The couple scraps their current interior design niche, trading their Florida-friendly pastels and leaf murals for more subtle giant crucifixes. Armand employs Val's real mother, whom Val has never met, to play the role of his wife at their little dinner party charade, but Albert's whining combined with horrible traffic foil the plan. Unaware of the traffic, the gang launches into an Albert-free dinner party complete with a shoe-wearing Agador Spartacus:




Val's mother Katherine still absent, Albert appears in an eerily Margaret Thatcher-esque full drag get-up, playing the role of doting WASPy housewife, much to the horror of all those in on it. Senator Keeley, however, is quite taken with who he believes to be Mrs. Coleman. When Katherine shows up, though, the jig is up, and Albert reveals himself as a man through the art of de-wigging. At this point Senator Keeley launches into some wigging of his own, lamenting the couple's Judaism as much as their same-sex partnership.

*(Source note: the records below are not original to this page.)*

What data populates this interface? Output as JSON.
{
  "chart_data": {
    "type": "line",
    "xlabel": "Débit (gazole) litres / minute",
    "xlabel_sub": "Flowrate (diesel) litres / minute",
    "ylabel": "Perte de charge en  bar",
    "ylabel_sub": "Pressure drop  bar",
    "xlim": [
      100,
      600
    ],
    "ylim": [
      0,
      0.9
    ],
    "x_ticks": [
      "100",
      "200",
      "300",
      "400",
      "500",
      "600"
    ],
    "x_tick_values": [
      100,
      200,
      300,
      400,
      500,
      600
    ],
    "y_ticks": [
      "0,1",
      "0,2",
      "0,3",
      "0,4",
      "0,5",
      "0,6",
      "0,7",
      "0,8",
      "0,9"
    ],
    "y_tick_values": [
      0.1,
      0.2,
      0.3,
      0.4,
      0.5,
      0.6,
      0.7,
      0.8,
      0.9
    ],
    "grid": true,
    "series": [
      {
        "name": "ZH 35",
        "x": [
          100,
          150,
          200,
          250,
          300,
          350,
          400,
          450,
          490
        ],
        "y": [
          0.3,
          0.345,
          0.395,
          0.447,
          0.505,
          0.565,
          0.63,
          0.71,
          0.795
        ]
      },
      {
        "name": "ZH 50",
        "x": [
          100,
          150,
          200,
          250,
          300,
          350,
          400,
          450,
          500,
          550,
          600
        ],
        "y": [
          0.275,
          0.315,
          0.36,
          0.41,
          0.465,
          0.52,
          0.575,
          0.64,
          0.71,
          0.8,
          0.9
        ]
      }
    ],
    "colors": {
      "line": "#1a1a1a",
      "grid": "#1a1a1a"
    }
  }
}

Determined to storm out of there, the Keeleys face a setback when they realize the dirty politics-hungry paparazzi has followed them to Armand and Albert's house. After a few touching moments of heartfelt apologies from the kids about launching this insane plot, Albert hatches a brilliant plan to get the Keeleys out of there without being discovered. The whole crew gets dolled up in drag makeup, wigs, and wardrobe and perform in the "Goldman Girls" number "We are Family". It might sound a little hokey, but it's pretty hilarious.




The movie is jam-packed with zingers and hilarious one-liners that you are pretty much contractually obligated to quote after watching. If you're not quoting inane lines like "You know what they say, where there's sand" and "Are you afraid of my Guuuatamalanness?" at least twenty times after a viewing, you're watching it wrong.

The whole thing pretty much makes you want to do an eclectic celebration of the dance. To do Fosse, Fosse, Fosse! Followed by Martha Graham, Martha Graham! With a little Twyla, Twyla, Twyla! Or maybe a little Michael Kidd, Michael Kidd. And a little Madonna, Madonna! But you keep it all inside. Albert and Armond, though, they'll draw it out of you, and before you know it you'll be wanting to join the gang onstage for a little "We are Fa-mi-ly" action whether or not you've seen a drag act a day in your life.*



*By the way, if you have no idea what I'm talking about in this closing paragraph, I recommend you go watch the movie, stat. At least watch the above trailer. It'll do you good.